My post-college loom moved from Michigan to Colorado to Wisconsin and back to Michigan with me. It was functional for my purposes since it was a four harness which meant I could still do double weave and Theo Mooreman inlay weave on it. I was weaving a significant amount while in Colorado, but then was beading a lot more as I moved around and weaving projects sat for longer on my loom so I didn't think much about upgrading. Then I got my dye lab fully up and running, meaning I can now dye my own yarn, and the amount I started to weave increased as did my frustration with the old loom. So, I started keeping my eyes peeled for a Macomber that was more than four harnesses.
I look at Craigslist a lot to see what kind of looms people are trying to move.
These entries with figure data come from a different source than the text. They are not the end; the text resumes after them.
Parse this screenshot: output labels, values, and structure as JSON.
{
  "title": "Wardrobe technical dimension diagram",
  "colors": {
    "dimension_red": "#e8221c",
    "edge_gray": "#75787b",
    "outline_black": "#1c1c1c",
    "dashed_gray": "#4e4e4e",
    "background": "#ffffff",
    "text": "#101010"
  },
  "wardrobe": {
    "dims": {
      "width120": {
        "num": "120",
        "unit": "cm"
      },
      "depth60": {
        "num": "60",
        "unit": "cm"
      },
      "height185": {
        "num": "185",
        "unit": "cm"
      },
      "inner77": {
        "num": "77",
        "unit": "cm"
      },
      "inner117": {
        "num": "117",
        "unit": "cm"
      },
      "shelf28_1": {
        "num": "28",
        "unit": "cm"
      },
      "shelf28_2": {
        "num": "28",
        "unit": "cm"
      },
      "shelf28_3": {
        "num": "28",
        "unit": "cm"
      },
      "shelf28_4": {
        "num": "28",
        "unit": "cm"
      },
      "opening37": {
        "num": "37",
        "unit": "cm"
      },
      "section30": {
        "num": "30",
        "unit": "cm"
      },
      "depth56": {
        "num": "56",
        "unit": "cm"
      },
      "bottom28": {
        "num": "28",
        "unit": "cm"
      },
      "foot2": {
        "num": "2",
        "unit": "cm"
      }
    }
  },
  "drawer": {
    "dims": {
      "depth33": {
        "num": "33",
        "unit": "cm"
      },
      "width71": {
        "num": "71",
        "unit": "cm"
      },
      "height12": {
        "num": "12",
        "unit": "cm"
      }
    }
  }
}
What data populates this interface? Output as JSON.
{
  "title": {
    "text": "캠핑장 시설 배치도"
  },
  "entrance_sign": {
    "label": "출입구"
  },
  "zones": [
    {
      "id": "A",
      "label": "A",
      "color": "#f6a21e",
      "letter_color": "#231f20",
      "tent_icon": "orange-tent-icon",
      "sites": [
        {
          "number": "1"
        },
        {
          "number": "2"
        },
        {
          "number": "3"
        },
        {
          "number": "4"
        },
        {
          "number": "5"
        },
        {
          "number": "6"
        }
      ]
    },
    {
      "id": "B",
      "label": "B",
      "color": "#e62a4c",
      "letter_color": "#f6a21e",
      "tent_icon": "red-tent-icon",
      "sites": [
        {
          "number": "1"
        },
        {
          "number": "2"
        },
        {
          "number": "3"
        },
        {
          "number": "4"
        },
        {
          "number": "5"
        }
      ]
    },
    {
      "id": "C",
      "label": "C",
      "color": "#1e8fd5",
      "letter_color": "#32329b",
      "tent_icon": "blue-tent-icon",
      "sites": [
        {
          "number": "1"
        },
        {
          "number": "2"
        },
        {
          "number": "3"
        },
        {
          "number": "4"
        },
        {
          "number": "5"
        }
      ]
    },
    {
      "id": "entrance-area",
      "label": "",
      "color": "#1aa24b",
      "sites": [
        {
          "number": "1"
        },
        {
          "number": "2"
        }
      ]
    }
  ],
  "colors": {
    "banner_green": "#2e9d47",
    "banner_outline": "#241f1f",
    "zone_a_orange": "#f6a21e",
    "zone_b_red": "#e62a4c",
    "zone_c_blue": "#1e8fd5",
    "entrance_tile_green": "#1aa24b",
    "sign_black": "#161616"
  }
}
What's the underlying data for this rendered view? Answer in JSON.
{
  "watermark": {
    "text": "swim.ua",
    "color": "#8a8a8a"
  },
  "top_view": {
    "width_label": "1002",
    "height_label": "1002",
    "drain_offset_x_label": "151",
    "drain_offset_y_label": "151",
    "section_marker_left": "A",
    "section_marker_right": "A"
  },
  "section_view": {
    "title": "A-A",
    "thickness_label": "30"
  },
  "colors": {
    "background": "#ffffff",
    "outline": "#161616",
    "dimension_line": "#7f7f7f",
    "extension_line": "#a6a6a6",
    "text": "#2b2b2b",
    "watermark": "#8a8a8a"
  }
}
I found a post for a Macomber that has 6 harnesses but can take up to 10 harnesses. After assessing the post, I realized that it was probably my friend Sue selling it because she was amidst a move and one only puts a loom up for sale with no reed if you're still weaving. So I asked her about it and Sue said I should take a look because she had cannibalized some of the parts on this loom to put on to her other Macomber. After taking a look, I wrote her a check and we celebrated with wine. I didn't have to move it right away and I needed my husband and another strong guy (Pat) to carry it out of Sue's basement and lift it in and out of the trailer that Sue luckily was willing to help move her to my house. And so, I finished my last weaving on the old loom, took her apart and moved the Macomber to her new home in my loom room. I decided on the name Delilah for her and put on a sample weaving of leftover warp from "In Progress." I wanted to use all of the harnesses to make sure I didn't need to get parts right away. I finished a piece of fabric to use at my 3-Day workshop with Mary Sue Fenner at Michigan League of Handweaver's Conference and it is now part of a jacket.
I really enjoyed weaving fabric for the sake of weaving fabric again. It's the closest to the feeling of meditating that I've had in a long time. So I wound off a warp with a ton of leftover rayon that I dyed in college and am ready for some more-meditative work between the insanity of making my Halloween Costume (potentially a larger undertaking than last year's jellyfish costume) and the onslaught of Holiday shows.